Je rappelle, dans ce cadre, que nous avions connu une certaine période d'aménagement du territoire efficace. Le Languedoc-Roussillon a notamment bénéficié de cet aménagement, la zone montagne également. Ce n'est plus le cas aujourd'hui, ce qui empêche le développement de certaines potentialités. En effet, nous ne rencontrons pas, aujourd'hui, de problème en termes de développement du tourisme, puisque ce développement est évident et que les experts nous annoncent même une évolution de 600 millions à 1,2 milliard de touristes en quinze ans.
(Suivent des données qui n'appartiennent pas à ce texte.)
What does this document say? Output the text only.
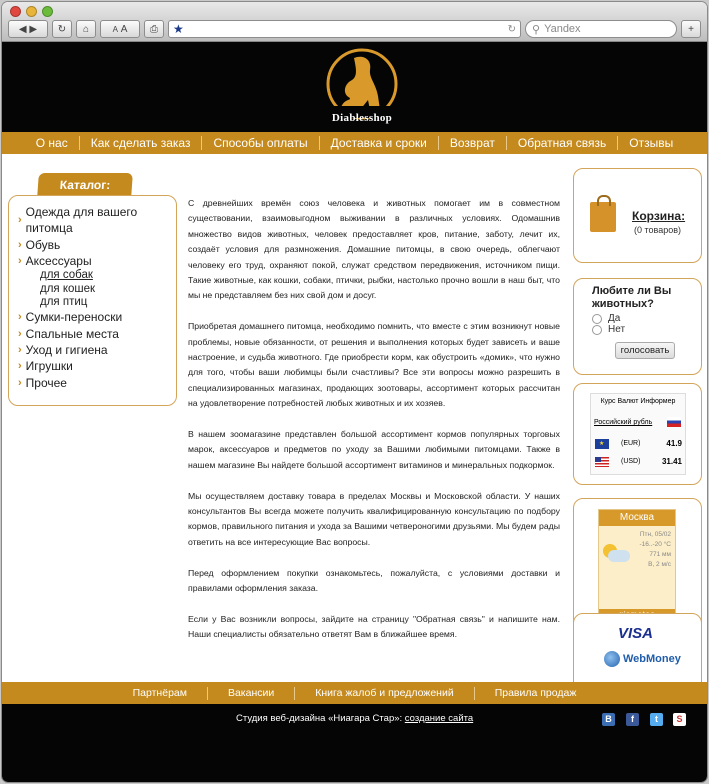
◀
▶ ↻ ⌂	A
A ⎙ ★	↻ ⚲ Yandex	+
Diablesshop
О нас	Как сделать заказ	Способы оплаты	Доставка и сроки	Возврат	Обратная связь	Отзывы
Каталог:
›
Одежда для вашего питомца
› Обувь
› Аксессуары
для собак
для кошек
для птиц
› Сумки-переноски
› Спальные места
› Уход и гигиена
› Игрушки
› Прочее

С древнейших времён союз человека и животных помогает им в совместном существовании, взаимовыгодном выживании в различных условиях. Одомашнив множество видов животных, человек предоставляет кров, питание, заботу, лечит их, создаёт условия для размножения. Домашние питомцы, в свою очередь, облегчают человеку его труд, охраняют покой, служат средством передвижения, источником пищи. Такие животные, как кошки, собаки, птички, рыбки, настолько прочно вошли в наш быт, что мы не представляем без них свой дом и досуг.

Приобретая домашнего питомца, необходимо помнить, что вместе с этим возникнут новые проблемы, новые обязанности, от решения и выполнения которых будет зависеть и ваше настроение, и судьба животного. Где приобрести корм, как обустроить «домик», что нужно для того, чтобы ваши любимцы были счастливы? Все эти вопросы можно разрешить в специализированных магазинах, продающих зоотовары, ассортимент которых рассчитан на удовлетворение потребностей любых животных и их хозяев.

В нашем зоомагазине представлен большой ассортимент кормов популярных торговых марок, аксессуаров и предметов по уходу за Вашими любимыми питомцами. Также в нашем магазине Вы найдете большой ассортимент витаминов и минеральных подкормок.

Мы осуществляем доставку товара в пределах Москвы и Московской области. У наших консультантов Вы всегда можете получить квалифицированную консультацию по подбору кормов, правильного питания и ухода за Вашими четвероногими друзьями. Мы будем рады ответить на все интересующие Вас вопросы.

Перед оформлением покупки ознакомьтесь, пожалуйста, с условиями доставки и правилами оформления заказа.

Если у Вас возникли вопросы, зайдите на страницу "Обратная связь" и напишите нам. Наши специалисты обязательно ответят Вам в ближайшее время.

Корзина:
(0 товаров)
Любите ли Вы животных?
Да
Нет
голосовать
Курс Валют Информер
Российский рубль
★
(EUR)	41.9
(USD)	31.41
Москва
Птн, 05/02
-16..-20 °C
771 мм
В, 2 м/с
VISA
WebMoney
Партнёрам	Вакансии	Книга жалоб и предложений	Правила продаж
Студия веб-дизайна «Ниагара Стар»: создание сайта	B	f	t	S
Il est donc possible d'ouvrir, dans nos montagnes, un marché touristique qui viendrait consolider les économies. Toutefois, pour développer le tourisme en montagne, avec le retard que nous avons pris, nous devons obligatoirement bénéficier d'une aide substantielle des pouvoirs publics, que ce soit l'Europe, l'Etat, ou encore les régions ou les départements, afin de créer une nouvelle capacité d'accueil confortable et de réhabiliter l'habitat de loisir. Cet habitat de loisir a vieilli et n'est ni attractif ni rentable. Dans ce cadre, il n'y a pas d'autre solution que l'intervention des caisses publiques dans le cadre de formules de développement touristique, productrices de services et de vie sociale.
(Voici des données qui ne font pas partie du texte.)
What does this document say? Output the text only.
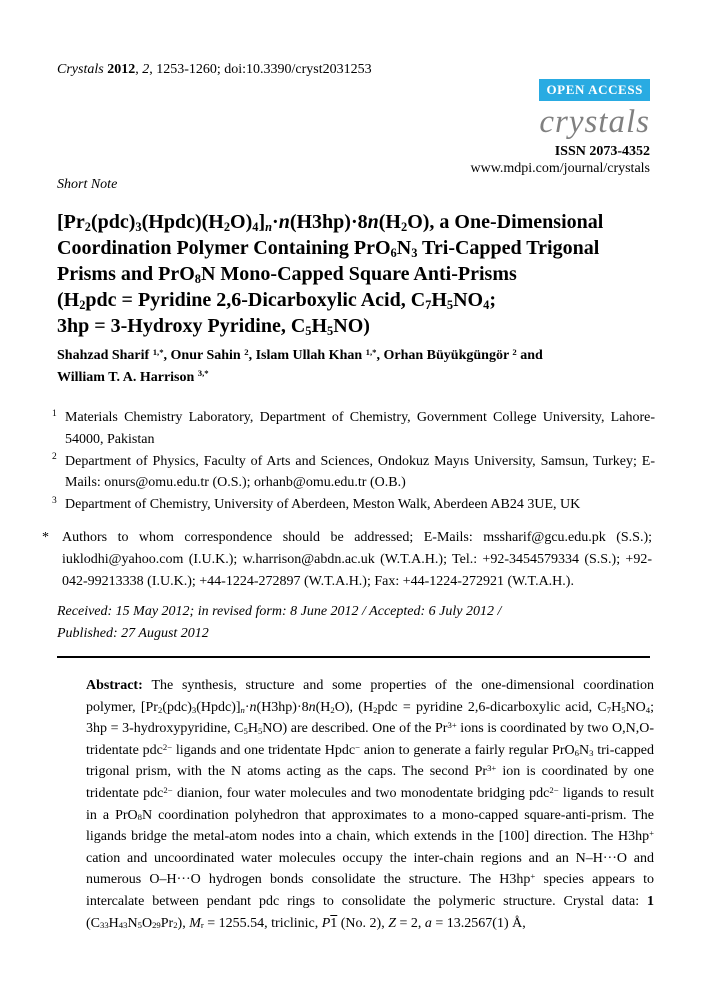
Crystals 2012, 2, 1253-1260; doi:10.3390/cryst2031253
OPEN ACCESS
crystals
ISSN 2073-4352
www.mdpi.com/journal/crystals
Short Note
[Pr2(pdc)3(Hpdc)(H2O)4]n·n(H3hp)·8n(H2O), a One-Dimensional
Coordination Polymer Containing PrO6N3 Tri-Capped Trigonal
Prisms and PrO8N Mono-Capped Square Anti-Prisms
(H2pdc = Pyridine 2,6-Dicarboxylic Acid, C7H5NO4;
3hp = 3-Hydroxy Pyridine, C5H5NO)
Shahzad Sharif $^{1,*}$, Onur Sahin $^2$, Islam Ullah Khan $^{1,*}$, Orhan Büyükgüngör $^2$ and
William T. A. Harrison $^{3,*}$
1 Materials Chemistry Laboratory, Department of Chemistry, Government College University, Lahore-54000, Pakistan
2 Department of Physics, Faculty of Arts and Sciences, Ondokuz Mayıs University, Samsun, Turkey; E-Mails: onurs@omu.edu.tr (O.S.); orhanb@omu.edu.tr (O.B.)
3 Department of Chemistry, University of Aberdeen, Meston Walk, Aberdeen AB24 3UE, UK
* Authors to whom correspondence should be addressed; E-Mails: mssharif@gcu.edu.pk (S.S.); iuklodhi@yahoo.com (I.U.K.); w.harrison@abdn.ac.uk (W.T.A.H.); Tel.: +92-3454579334 (S.S.); +92-042-99213338 (I.U.K.); +44-1224-272897 (W.T.A.H.); Fax: +44-1224-272921 (W.T.A.H.).
Received: 15 May 2012; in revised form: 8 June 2012 / Accepted: 6 July 2012 /
Published: 27 August 2012
Abstract: The synthesis, structure and some properties of the one-dimensional coordination polymer, [Pr2(pdc)3(Hpdc)]n·n(H3hp)·8n(H2O), (H2pdc = pyridine 2,6-dicarboxylic acid, C7H5NO4; 3hp = 3-hydroxypyridine, C5H5NO) are described. One of the $Pr^{3+}$ ions is coordinated by two O,N,O-tridentate pdc$^{2-}$ ligands and one tridentate Hpdc− anion to generate a fairly regular PrO6N3 tri-capped trigonal prism, with the N atoms acting as the caps. The second $Pr^{3+}$ ion is coordinated by one tridentate pdc$^{2-}$ dianion, four water molecules and two monodentate bridging pdc$^{2-}$ ligands to result in a PrO8N coordination polyhedron that approximates to a mono-capped square-anti-prism. The ligands bridge the metal-atom nodes into a chain, which extends in the [100] direction. The H3hp+ cation and uncoordinated water molecules occupy the inter-chain regions and an N–H···O and numerous O–H···O hydrogen bonds consolidate the structure. The H3hp+ species appears to intercalate between pendant pdc rings to consolidate the polymeric structure. Crystal data: 1 (C33H43N5O29Pr2), Mr = 1255.54, triclinic, P1 (No. 2), Z = 2, a = 13.2567(1) Å,
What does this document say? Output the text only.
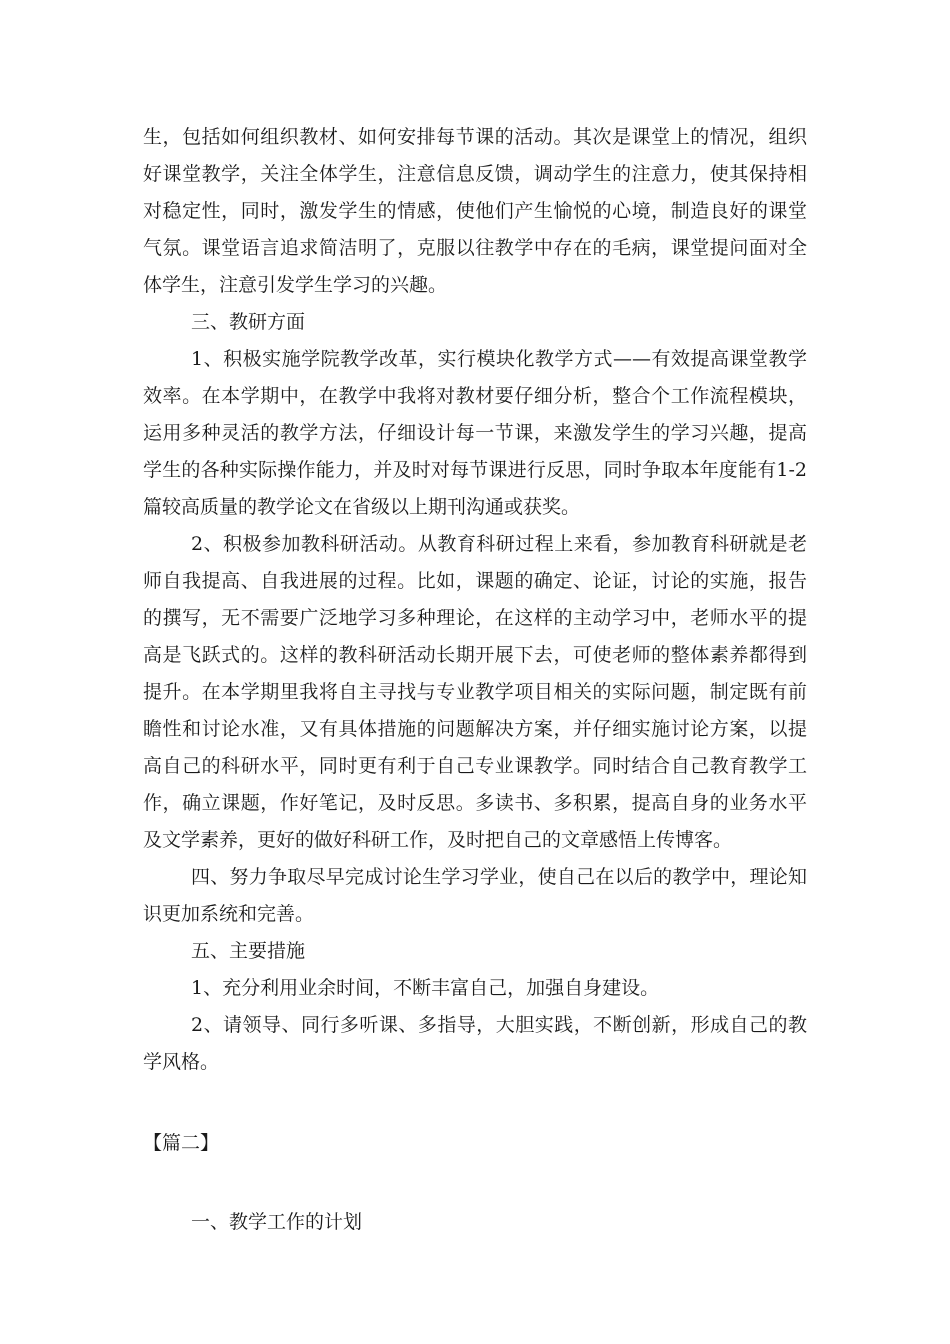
生，包括如何组织教材、如何安排每节课的活动。其次是课堂上的情况，组织好课堂教学，关注全体学生，注意信息反馈，调动学生的注意力，使其保持相对稳定性，同时，激发学生的情感，使他们产生愉悦的心境，制造良好的课堂气氛。课堂语言追求简洁明了，克服以往教学中存在的毛病，课堂提问面对全体学生，注意引发学生学习的兴趣。

三、教研方面

1、积极实施学院教学改革，实行模块化教学方式——有效提高课堂教学效率。在本学期中，在教学中我将对教材要仔细分析，整合个工作流程模块，运用多种灵活的教学方法，仔细设计每一节课，来激发学生的学习兴趣，提高学生的各种实际操作能力，并及时对每节课进行反思，同时争取本年度能有1-2篇较高质量的教学论文在省级以上期刊沟通或获奖。

2、积极参加教科研活动。从教育科研过程上来看，参加教育科研就是老师自我提高、自我进展的过程。比如，课题的确定、论证，讨论的实施，报告的撰写，无不需要广泛地学习多种理论，在这样的主动学习中，老师水平的提高是飞跃式的。这样的教科研活动长期开展下去，可使老师的整体素养都得到提升。在本学期里我将自主寻找与专业教学项目相关的实际问题，制定既有前瞻性和讨论水准，又有具体措施的问题解决方案，并仔细实施讨论方案，以提高自己的科研水平，同时更有利于自己专业课教学。同时结合自己教育教学工作，确立课题，作好笔记，及时反思。多读书、多积累，提高自身的业务水平及文学素养，更好的做好科研工作，及时把自己的文章感悟上传博客。

四、努力争取尽早完成讨论生学习学业，使自己在以后的教学中，理论知识更加系统和完善。

五、主要措施

1、充分利用业余时间，不断丰富自己，加强自身建设。

2、请领导、同行多听课、多指导，大胆实践，不断创新，形成自己的教学风格。

【篇二】

一、教学工作的计划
Néanmoins, ceci met en cause le problème fondamental des responsabilités. Nous avons, depuis la décentralisation, et la loi du 29 juillet 1982, confié cette responsabilité aux régions. Mais quel est le rôle de l'Etat qui laisse à la région le soin de décider des interventions dans le cadre des contrats de plan, mais également des taux d'intervention ou des choix essentiels ? Je pense que l'Etat devrait, aujourd'hui, se repositionner dans ce domaine, pour assurer une certaine cohésion nationale au sein de la région par rapport à l'Europe. Pour cela, l'Etat doit conserver un certain nombre de moyens financiers permettant d'établir des partenariats respectant les volontés et émanant de Paris. Or ces partenariats n'existent pas. C'est la raison pour laquelle nous assistons à certaines distorsions dans l'application de cette politique.
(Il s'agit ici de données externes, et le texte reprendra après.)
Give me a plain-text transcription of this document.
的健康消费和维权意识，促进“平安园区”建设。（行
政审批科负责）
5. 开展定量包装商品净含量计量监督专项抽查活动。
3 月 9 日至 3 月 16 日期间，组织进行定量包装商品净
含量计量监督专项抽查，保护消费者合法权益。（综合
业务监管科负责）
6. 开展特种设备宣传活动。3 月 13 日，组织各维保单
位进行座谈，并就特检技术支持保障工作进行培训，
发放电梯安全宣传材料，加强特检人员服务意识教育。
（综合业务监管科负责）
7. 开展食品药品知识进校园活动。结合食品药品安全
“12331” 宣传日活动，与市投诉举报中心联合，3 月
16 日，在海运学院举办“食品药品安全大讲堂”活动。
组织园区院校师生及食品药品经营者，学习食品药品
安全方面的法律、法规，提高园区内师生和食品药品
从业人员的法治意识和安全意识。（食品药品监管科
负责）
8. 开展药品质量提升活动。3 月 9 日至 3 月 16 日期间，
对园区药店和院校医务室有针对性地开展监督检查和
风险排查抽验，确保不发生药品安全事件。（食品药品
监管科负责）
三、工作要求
Le tourisme constitue donc une chance pour la montagne, à condition que certains cadres d'action soient établis. Dans ce sens, je souhaite évoquer le cas de la Vallée de l'Ubaye. En effet, dans un lieu désertique, j'ai créé un établissement avec mon association. Nous avons mis en place 300 lits de tourisme social qui ont représenté cette année 70 000 journées, en pension complète, et 2,44 millions d'euros de chiffre d'affaires. La confiance peut donc être accordée à des régions et à des structures pourvu qu'il existe une volonté de l'exploiter correctement. Nous avons donc cette chance mais encore faut-il établir des choix. En effet, le développement du tourisme rural, des gîtes, est une chose facile. J'en ai moi-même créé trente dans ma commune. Mais le développement des gîtes ne représente pas le meilleur emploi de l'argent. La présence d'une hôtellerie ou de villages de vacances constitue un meilleur entraînement social ou économique, parce qu'il permet la création d'emplois, que le tourisme rural, même si ce dernier est indispensable pour valoriser un secteur. Je pense que l'Etat, l'Europe et les régions doivent favoriser l'accueil des touristes dans des villages vacances au sein de nos zones de montagne, grâce à des financements spécifiques. En effet, pour reprendre l'expérience de mon village de vacances, il compte 52 employés et permet de ce fait d'assurer une animation pour les enfants ou pour les personnes du troisième âge, animation désormais nécessaire pour attirer le touriste. Cette présence est très précieuse dans le village où seuls trois ou quatre agriculteurs subsistaient. Mais cette idée est souvent évacuée par les pouvoirs publics qui pensent que le tourisme doit vivre par lui-même. Or ce n'est pas mon avis. Je plaide donc en faveur du développement du tourisme, mais d'un tourisme maîtrisé et qui s'adapte aux conditions d'existence en montagne.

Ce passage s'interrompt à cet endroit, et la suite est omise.